Go Play in the Dirt!

Unveiling the therapeutic potential of soil: Elevating serotonin levels — and mood

By Sara Gleasman-DeSimone, guest columnist

As the blossoms of spring are here and represent the renewal of life, there’s a natural remedy waiting to be unearthed beneath your feet and that is dirt!

In an era dominated by urban landscapes and sanitized living, going back to our old friend the soil has therapeutic benefits, particularly the presence of Mycobacterium vaccae.

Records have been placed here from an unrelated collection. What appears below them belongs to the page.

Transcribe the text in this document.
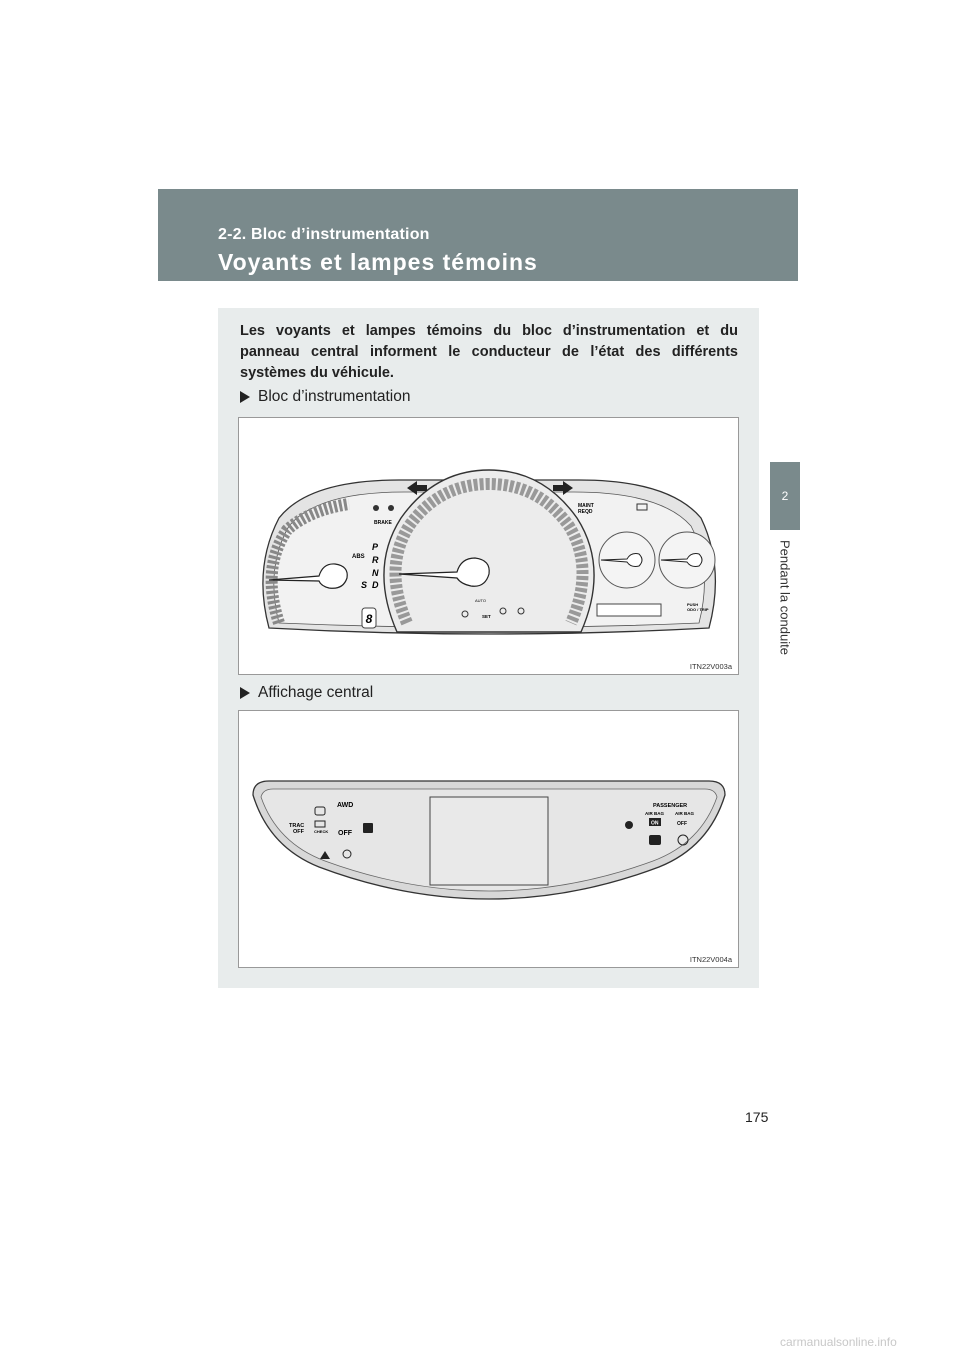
2-2. Bloc d’instrumentation
Voyants et lampes témoins
2
Pendant la conduite
Les voyants et lampes témoins du bloc d’instrumentation et du panneau central informent le conducteur de l’état des différents systèmes du véhicule.
Bloc d’instrumentation
8
BRAKE
ABS
P
R
N
S D
MAINT
REQD
AUTO
SET
PUSH
ODO / TRIP
ITN22V003a
Affichage central
AWD
TRAC
OFF	CHECK OFF
PASSENGER
AIR BAG AIR BAG
ON	OFF
ITN22V004a
175
carmanualsonline.info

This is a nonpathogenic bacterium that has been gaining recognition. Exposing yourself to certain soil microbes can profoundly influence mood and well-being. So, as this season turns, let’s explore the rejuvenating effects of getting our hands dirty and embrace the soil.

The Serotonin Connection

Central to this discovery is serotonin, often referred to as the happy hormone for its role in regulating mood and emotional balance. Certainly, we can all use a dose of this at times. Studies illuminate the link between Mycobacterium vaccae, a common soil bacterium and serotonin production in the brain. Exposure to this microbe prompts the immune system to release cytokines, which, in turn, stimulate serotonin production and anti-inflammatory effects. This serotonin surge contributes to an overall sense of well-being and can mitigate feelings of stress and anxiety.

How it works

When we engage with soil, whether through gardening, hiking or simply embracing nature, we invite a microbial orchestra into our lives. Mycobacterium vaccae, among the many microbial players in soil, initiates a symphony of biological responses within our bodies. Upon exposure, our immune system springs into action, releasing cytokines to combat potential threats. Remarkably, these cytokines also act as messengers, signaling the brain to increase serotonin production. Thus, the simple act of getting dirty can trigger a cascade of biochemical events that uplift mood and promote mental health.

The science behind the smiles

Pioneering research led by Christopher Lowry, Ph. D., and his team at the University of Colorado Boulder, has unraveled the antidepressant properties of Mycobacterium vaccae. In a study, mice injected with Mycobacterium vaccae exhibited elevated serotonin levels and demonstrated reduced signs of anxiety compared to their control groups. These findings not only highlight the potential therapeutic benefits of soil microbes but also underscore the profound connection between nature and mental well-being. Building upon his work with Mycobacterium vaccae, Lowry has continued to explore the therapeutic potential of soil microbes in promoting mental well-being. In a notable study published in 2020, Lowry and his team investigated the antidepressant effects of Lactobacillus reuteri in post-traumatic stress disorder symptoms another probiotic organism found in soil. This study further underscored the profound connection between exposure to soil microbes and mental health, offering promising avenues for future research and therapeutic interventions.

Embracing nature therapy

Nature therapy, often called green therapy, advocates for the healing power of nature in promoting holistic well-being. Amidst the hustle and bustle of modern life, reconnecting with the natural world can offer solace and rejuvenation. Whether it’s cultivating a garden, embarking on wilderness adventures or simply basking in the serenity of a park to incorporate outdoor activities into a regular routine can nurture both body and soul.


Let’s not overlook the treasures concealed within the earth beneath us. Mycobacterium vaccae, a humble inhabitant of soil, offers a potent elixir for enhancing mood and fostering well-being. By embracing outdoor activities that bring us into contact with soil, we can harness the serotonin-boosting effects of this remarkable bacterium. So, as the seasons change this spring and nature awakens, let’s heed the invitation to play in the dirt and rediscover the joy of connecting with the earth!

Sara L. Gleasman-DeSimone, PhD, is an assistant professor at Le Moyne College, where she serves as director of graduate nursing.